Lors d’une réunion virtuelle brève qui s’est tenue dimanche, les huit principaux membres de l’OPEP+ ont décidé de maintenir leurs objectifs de production pour les mois de janvier, février et mars. Cette décision confirme une orientation adoptée en novembre dernier, lorsque le groupe avait opté pour une suspension temporaire des augmentations de production durant le trimestre, en raison d’une demande saisonnièrement plus faible pendant l’hiver dans l’hémisphère nord.
Les pays concernés incluent l’Arabie saoudite, la Russie, les Émirats arabes unis, le Kazakhstan, le Koweït, l’Irak, l’Algérie et Oman. Ensemble, ils représentent plus de la moitié de la production mondiale de pétrole. En 2025, ces huit producteurs avaient augmenté leurs objectifs de production d’environ 2,9 millions de barils par jour, soit près de 3 % de la demande mondiale, dans le cadre d’une stratégie visant à regagner des parts de marché après plusieurs années de réductions volontaires destinées à soutenir les prix. D’après Reuters, aucun nouvel ajustement n’a été abordé lors de la première réunion de l’année.
Cette décision de maintenir la stabilité à court terme intervient alors que le marché pétrolier émerge d’une année difficile. En 2025, les prix du brut ont chuté de plus de 18 pour cent, enregistrant leur plus forte baisse annuelle depuis 2020. Ce déclin s’explique en grande partie par des préoccupations persistantes concernant la surabondance de l’offre.

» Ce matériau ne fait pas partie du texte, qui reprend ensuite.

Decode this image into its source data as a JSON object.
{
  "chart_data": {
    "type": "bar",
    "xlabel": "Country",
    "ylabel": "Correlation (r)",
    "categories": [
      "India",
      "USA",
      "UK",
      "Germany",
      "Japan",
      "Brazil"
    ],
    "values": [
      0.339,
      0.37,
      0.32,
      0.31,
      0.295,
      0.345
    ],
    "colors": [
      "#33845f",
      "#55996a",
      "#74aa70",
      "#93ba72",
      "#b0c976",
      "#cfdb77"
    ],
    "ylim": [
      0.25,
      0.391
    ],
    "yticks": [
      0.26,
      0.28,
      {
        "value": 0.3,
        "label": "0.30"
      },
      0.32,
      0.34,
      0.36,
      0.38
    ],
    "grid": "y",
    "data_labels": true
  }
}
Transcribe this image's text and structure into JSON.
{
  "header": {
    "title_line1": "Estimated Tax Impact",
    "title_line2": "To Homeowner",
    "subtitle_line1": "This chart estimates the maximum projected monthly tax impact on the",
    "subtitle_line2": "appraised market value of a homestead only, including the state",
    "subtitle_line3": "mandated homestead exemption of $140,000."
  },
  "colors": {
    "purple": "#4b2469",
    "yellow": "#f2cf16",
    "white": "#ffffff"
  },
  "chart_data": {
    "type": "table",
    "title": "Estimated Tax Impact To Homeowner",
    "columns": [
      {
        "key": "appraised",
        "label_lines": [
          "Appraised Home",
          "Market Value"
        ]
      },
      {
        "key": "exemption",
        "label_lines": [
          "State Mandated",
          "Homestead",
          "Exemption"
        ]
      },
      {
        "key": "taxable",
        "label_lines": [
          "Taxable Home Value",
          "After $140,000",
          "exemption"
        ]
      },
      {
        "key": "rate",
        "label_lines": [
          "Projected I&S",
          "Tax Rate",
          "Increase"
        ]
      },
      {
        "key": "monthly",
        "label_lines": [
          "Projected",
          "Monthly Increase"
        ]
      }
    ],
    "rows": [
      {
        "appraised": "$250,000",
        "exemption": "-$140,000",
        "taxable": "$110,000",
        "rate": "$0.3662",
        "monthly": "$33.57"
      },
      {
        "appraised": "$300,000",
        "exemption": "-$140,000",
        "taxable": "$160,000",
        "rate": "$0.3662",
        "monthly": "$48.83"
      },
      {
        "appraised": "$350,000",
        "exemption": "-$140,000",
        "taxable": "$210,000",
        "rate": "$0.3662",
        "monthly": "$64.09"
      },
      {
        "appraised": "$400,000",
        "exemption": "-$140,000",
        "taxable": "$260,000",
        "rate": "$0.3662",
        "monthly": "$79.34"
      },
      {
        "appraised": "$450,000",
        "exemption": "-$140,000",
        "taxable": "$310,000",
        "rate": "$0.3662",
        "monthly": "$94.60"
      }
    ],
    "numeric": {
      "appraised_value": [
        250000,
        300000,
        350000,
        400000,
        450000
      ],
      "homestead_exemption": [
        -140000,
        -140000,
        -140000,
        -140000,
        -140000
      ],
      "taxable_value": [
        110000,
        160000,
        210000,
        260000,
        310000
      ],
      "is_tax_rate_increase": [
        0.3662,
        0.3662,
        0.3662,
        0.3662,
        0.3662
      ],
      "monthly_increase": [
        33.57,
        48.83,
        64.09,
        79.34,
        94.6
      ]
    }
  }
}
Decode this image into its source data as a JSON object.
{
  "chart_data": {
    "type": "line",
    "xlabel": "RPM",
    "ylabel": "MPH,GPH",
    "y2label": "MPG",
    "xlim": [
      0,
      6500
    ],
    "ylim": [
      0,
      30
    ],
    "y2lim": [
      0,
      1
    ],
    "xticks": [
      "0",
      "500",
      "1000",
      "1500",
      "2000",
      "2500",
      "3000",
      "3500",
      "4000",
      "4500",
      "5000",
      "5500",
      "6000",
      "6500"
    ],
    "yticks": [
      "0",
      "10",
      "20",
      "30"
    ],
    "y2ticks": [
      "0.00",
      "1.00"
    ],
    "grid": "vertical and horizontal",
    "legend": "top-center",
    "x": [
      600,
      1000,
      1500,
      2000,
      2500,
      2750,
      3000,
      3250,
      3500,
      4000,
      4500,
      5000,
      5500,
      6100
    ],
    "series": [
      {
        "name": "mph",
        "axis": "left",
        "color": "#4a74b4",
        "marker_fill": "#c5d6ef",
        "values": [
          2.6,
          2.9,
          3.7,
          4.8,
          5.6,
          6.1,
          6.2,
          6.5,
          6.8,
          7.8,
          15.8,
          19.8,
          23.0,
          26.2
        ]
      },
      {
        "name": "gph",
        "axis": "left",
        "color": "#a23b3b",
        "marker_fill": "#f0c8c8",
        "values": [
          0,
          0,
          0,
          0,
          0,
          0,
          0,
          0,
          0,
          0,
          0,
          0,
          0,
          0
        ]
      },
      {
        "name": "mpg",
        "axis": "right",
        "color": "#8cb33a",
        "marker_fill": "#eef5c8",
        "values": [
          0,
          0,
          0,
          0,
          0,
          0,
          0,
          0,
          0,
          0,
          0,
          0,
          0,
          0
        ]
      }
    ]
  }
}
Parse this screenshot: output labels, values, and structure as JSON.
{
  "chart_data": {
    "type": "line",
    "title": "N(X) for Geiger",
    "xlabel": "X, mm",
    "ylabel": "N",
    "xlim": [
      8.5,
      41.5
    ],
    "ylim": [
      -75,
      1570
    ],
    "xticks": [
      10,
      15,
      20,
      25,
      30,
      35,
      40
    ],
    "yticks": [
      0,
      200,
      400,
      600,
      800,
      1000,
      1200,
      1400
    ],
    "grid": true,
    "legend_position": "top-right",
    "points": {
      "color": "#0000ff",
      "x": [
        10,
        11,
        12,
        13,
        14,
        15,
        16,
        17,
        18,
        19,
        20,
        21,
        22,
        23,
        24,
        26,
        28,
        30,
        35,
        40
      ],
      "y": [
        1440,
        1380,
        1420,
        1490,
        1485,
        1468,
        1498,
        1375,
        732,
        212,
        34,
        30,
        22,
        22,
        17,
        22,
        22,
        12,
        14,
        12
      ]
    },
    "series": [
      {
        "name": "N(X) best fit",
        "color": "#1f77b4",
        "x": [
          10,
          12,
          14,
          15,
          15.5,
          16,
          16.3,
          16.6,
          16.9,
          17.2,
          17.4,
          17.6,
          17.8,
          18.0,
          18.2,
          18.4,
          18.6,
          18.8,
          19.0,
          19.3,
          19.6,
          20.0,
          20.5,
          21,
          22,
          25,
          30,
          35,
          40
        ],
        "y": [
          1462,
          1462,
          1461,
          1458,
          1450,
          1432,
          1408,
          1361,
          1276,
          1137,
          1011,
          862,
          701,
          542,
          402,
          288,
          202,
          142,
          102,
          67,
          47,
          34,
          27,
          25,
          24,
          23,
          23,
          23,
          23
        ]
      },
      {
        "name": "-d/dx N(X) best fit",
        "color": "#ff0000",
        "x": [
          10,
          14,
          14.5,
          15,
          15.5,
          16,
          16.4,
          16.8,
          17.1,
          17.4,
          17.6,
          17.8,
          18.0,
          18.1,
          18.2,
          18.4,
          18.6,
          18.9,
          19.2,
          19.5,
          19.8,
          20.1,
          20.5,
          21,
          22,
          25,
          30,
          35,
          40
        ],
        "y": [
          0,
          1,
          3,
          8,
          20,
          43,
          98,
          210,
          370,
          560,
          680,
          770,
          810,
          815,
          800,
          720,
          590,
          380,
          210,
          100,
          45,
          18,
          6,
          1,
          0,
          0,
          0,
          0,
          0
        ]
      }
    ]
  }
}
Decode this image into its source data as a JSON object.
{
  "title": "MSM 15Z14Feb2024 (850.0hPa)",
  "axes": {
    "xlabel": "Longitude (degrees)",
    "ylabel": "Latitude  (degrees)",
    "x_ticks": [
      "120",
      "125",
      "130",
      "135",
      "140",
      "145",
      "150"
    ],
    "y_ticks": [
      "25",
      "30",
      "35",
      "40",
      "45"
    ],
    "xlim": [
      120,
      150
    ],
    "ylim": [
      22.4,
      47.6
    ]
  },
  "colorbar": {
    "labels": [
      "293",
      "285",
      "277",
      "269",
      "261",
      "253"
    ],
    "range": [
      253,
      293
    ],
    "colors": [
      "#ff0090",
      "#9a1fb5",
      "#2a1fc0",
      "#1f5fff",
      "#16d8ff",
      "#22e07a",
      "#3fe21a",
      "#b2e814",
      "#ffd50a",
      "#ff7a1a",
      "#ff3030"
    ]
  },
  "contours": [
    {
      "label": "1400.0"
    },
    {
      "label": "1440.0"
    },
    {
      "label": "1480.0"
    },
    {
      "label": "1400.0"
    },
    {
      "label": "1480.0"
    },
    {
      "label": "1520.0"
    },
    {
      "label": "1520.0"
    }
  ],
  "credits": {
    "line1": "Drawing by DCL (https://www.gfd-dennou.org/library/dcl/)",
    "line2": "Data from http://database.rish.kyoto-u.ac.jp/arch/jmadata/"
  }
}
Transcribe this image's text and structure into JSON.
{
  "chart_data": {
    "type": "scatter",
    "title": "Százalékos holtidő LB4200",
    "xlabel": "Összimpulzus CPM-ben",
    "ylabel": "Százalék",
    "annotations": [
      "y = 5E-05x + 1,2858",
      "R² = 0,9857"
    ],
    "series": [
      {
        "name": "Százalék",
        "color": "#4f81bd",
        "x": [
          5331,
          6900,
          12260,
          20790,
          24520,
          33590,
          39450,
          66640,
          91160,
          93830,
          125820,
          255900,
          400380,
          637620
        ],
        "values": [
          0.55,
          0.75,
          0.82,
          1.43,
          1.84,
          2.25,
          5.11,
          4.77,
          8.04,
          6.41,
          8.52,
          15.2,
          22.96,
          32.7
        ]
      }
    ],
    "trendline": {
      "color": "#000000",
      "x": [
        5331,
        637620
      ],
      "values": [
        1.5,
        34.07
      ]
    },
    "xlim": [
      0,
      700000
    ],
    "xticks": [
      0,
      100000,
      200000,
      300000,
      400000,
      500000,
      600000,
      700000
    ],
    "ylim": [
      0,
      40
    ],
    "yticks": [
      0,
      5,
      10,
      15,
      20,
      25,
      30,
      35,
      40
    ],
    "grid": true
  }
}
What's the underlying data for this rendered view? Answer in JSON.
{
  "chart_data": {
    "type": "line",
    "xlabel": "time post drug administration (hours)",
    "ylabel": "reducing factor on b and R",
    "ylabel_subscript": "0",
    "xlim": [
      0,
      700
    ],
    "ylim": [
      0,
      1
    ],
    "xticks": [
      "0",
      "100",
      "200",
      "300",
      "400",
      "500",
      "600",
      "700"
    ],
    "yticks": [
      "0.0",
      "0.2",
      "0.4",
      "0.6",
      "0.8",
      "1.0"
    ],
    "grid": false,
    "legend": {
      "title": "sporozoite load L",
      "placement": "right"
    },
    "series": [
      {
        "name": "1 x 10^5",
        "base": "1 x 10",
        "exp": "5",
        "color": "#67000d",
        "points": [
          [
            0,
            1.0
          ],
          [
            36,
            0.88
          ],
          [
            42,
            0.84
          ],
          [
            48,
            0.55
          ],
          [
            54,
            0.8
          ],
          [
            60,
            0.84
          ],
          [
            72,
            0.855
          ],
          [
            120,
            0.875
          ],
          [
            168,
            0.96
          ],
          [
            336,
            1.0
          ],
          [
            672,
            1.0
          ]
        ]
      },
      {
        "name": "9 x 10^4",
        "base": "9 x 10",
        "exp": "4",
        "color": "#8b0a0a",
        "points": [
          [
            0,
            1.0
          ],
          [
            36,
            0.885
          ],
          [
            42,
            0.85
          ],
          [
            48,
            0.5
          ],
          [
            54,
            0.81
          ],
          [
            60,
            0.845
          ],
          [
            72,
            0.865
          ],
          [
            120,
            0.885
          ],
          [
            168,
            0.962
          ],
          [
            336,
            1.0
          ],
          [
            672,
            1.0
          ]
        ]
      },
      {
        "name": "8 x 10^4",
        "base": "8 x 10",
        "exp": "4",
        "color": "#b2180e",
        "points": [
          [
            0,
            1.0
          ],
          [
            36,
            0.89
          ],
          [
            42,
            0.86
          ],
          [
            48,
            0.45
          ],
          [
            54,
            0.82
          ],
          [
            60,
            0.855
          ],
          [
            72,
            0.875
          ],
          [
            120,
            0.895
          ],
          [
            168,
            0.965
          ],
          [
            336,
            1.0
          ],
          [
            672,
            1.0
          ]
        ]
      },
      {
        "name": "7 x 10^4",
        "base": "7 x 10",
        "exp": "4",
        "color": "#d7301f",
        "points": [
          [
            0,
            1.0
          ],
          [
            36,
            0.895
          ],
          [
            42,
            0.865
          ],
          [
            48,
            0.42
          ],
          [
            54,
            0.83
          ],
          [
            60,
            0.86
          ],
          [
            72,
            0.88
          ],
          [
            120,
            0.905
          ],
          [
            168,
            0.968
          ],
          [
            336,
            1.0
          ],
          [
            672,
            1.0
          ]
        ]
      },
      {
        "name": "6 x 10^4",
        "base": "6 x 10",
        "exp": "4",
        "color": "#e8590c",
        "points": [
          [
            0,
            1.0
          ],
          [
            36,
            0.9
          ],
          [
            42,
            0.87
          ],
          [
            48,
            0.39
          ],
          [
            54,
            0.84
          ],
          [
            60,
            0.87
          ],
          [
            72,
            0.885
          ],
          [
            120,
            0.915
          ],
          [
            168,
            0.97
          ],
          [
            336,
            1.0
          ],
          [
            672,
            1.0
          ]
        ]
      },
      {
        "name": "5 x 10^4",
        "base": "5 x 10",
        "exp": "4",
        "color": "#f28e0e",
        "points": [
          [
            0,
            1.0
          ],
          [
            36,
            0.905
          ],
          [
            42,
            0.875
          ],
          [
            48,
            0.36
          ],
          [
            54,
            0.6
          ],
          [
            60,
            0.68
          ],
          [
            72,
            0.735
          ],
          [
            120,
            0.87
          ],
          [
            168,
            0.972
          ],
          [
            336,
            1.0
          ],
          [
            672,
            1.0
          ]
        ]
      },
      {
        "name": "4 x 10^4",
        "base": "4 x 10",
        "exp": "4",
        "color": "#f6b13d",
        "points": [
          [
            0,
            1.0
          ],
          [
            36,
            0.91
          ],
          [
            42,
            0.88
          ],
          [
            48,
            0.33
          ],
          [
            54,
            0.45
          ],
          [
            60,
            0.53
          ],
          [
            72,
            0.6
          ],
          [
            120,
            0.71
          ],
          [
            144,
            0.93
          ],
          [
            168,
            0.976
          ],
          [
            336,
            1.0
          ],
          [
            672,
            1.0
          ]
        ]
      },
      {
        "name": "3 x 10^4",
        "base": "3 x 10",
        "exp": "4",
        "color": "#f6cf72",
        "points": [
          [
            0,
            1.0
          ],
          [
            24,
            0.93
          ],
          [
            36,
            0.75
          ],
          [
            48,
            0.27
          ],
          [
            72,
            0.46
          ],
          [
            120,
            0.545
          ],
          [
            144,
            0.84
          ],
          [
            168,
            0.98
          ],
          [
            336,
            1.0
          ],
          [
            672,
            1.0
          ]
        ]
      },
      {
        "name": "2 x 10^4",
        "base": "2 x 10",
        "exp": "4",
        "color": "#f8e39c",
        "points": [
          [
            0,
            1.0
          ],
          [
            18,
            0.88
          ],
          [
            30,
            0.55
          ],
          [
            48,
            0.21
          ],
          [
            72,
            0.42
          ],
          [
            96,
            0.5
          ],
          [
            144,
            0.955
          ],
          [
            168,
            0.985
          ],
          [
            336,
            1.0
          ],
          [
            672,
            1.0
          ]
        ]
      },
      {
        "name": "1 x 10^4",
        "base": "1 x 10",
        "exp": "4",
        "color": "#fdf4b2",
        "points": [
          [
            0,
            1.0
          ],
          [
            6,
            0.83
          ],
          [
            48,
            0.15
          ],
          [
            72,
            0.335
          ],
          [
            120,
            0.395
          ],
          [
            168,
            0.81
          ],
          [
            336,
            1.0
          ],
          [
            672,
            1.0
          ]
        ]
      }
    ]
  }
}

La prudence affichée par l’OPEP+ prend une dimension particulière au regard du contexte géopolitique actuel, marqué par des tensions continues entre l’Arabie saoudite et les Émirats arabes unis autour du conflit au Yémen, ainsi que par les incertitudes concernant l’avenir du Venezuela, pays qui possède les plus importantes réserves pétrolières prouvées au monde.
Alors que les interrogations concernant les perspectives de la production pétrolière pour l’année à venir se multiplient, l’Agence internationale de l’énergie a fourni quelques éléments d’analyse dans un rapport publié en octobre dernier. Elle a notamment précisé que l’avenir du marché dépendra de la réintroduction progressive sur le marché de volumes précédemment retirés par l’OPEP+, en parallèle avec l’augmentation de l’offre en dehors du cartel, particulièrement aux États-Unis, au Brésil, au Canada, au Guyana et en Argentine.
Dans une mise à jour diffusée en décembre, l’organisation prévoit pour 2026 un surplus d’environ 3,8 millions de barils par jour, légèrement inférieur à ses estimations antérieures. Cette révision est due à des perspectives d’offre ajustées à la baisse, notamment en raison des sanctions imposées à la Russie et au Venezuela, ainsi qu’à une croissance de la demande qui s’avère légèrement plus soutenue que prévu.